John Lithgow is the smug and triumphant capitalist, Doug Strutt, who wants to be admired, and is by the three couples feteing his current real estate win. Lithgow adds a few “Trumpian” characteristics to his performance, but there is no need. We intuit the character connection. Doug’s memoir published by Random House is titled ” Life Is A Game-And Guess Who Won? “. Lithgow is gleefull when he intones: ” I have money so people listen.” Beatriz has goats, and one of them was killed.

Dinner party repartee is mostly downhill. Big game killing is broached as good for developing nations and their economy. Beatriz throws a cell phone at Doug, and screams, ” Are you for real!?” Doug smiles and counters with, ” Does she get out much?” The mogul versus immigrant theme leads to an unsatisfying last fifteen minutes where wish lanterns sent aloft and silent oars gliding by mangrove roots does nothing to cancel out.

Mike White as screenwriter has some work yet to do. Is “Beatriz at Dinner” a satire or a parable, or somewhere in between? His use of thought sequences akin to magic realism infuriates. The ambiguity left seems like lazy lack of closure. The viewer is left to do the work. Does the servant girl despair or simply wash her skin of any remnants of the deplorables. Director Miguel Arteta shows us the great divide of our times. There is no compromising. Murder, martyrdom, or ritual cleansing seem to be our only choices.

The other table guests are equally as shallow and as self-serving with the exception of the hostess Cathy played by Connie Britton. Britton’s Cathy, in contrast to her fawning underling husband, seems open to a less rigid marker between the economic haves and the have nots.

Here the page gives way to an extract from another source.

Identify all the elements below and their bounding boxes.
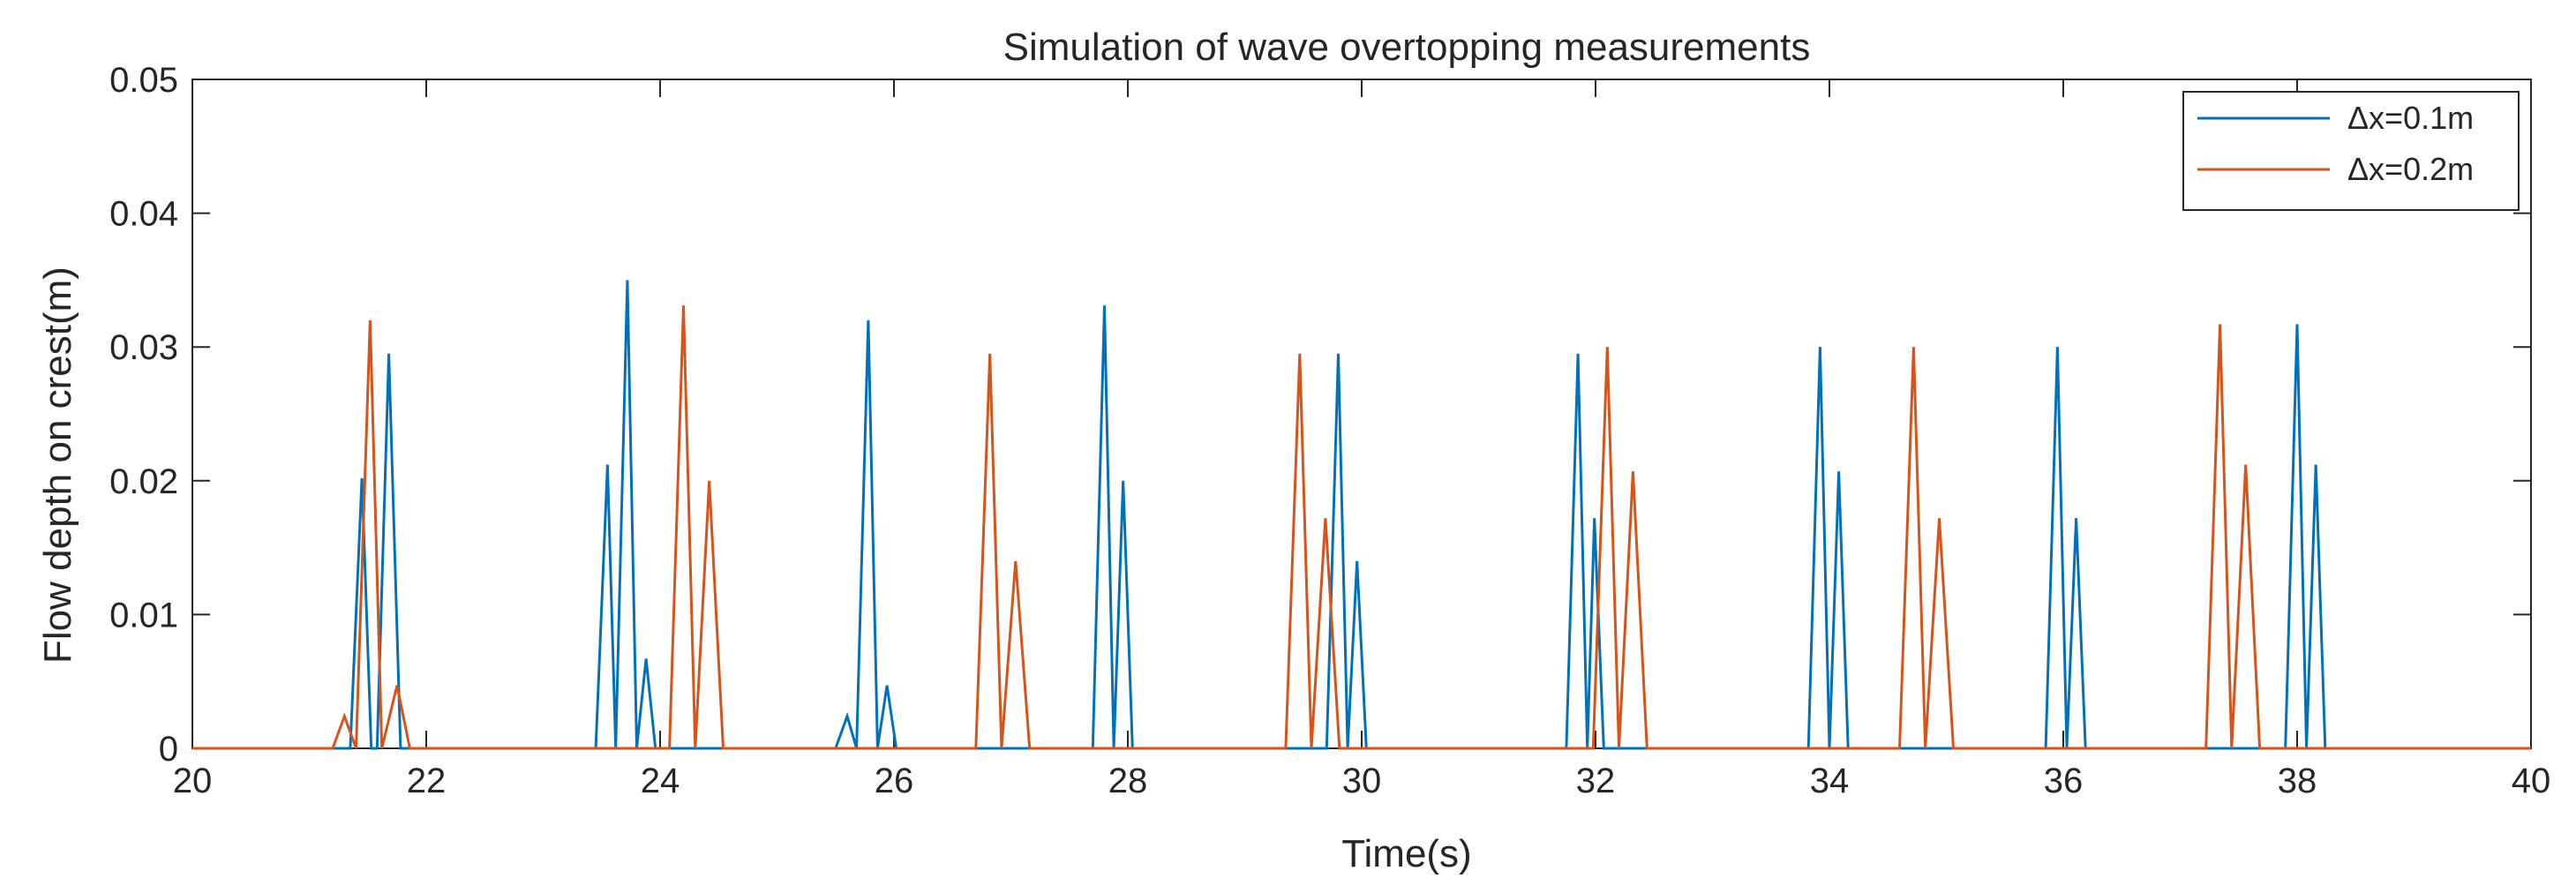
y-tick-label: 0 [159, 730, 178, 769]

For Cathy’s husband the rules are determined by beholdenness.

I wanted more: more banter, more in-depth debate, more script development. The film’s strengths rest on fine acting and attention to props like the Virgin Mary and Buddha swaying on the wagon’s dash. This gated community with its three security checks will have most patrons burning sage while knowing that the struggle is not the primal man vs. nature, but the equally primal man vs. man. My favorite line being Beatriz’s : “Try healing something, Doug.”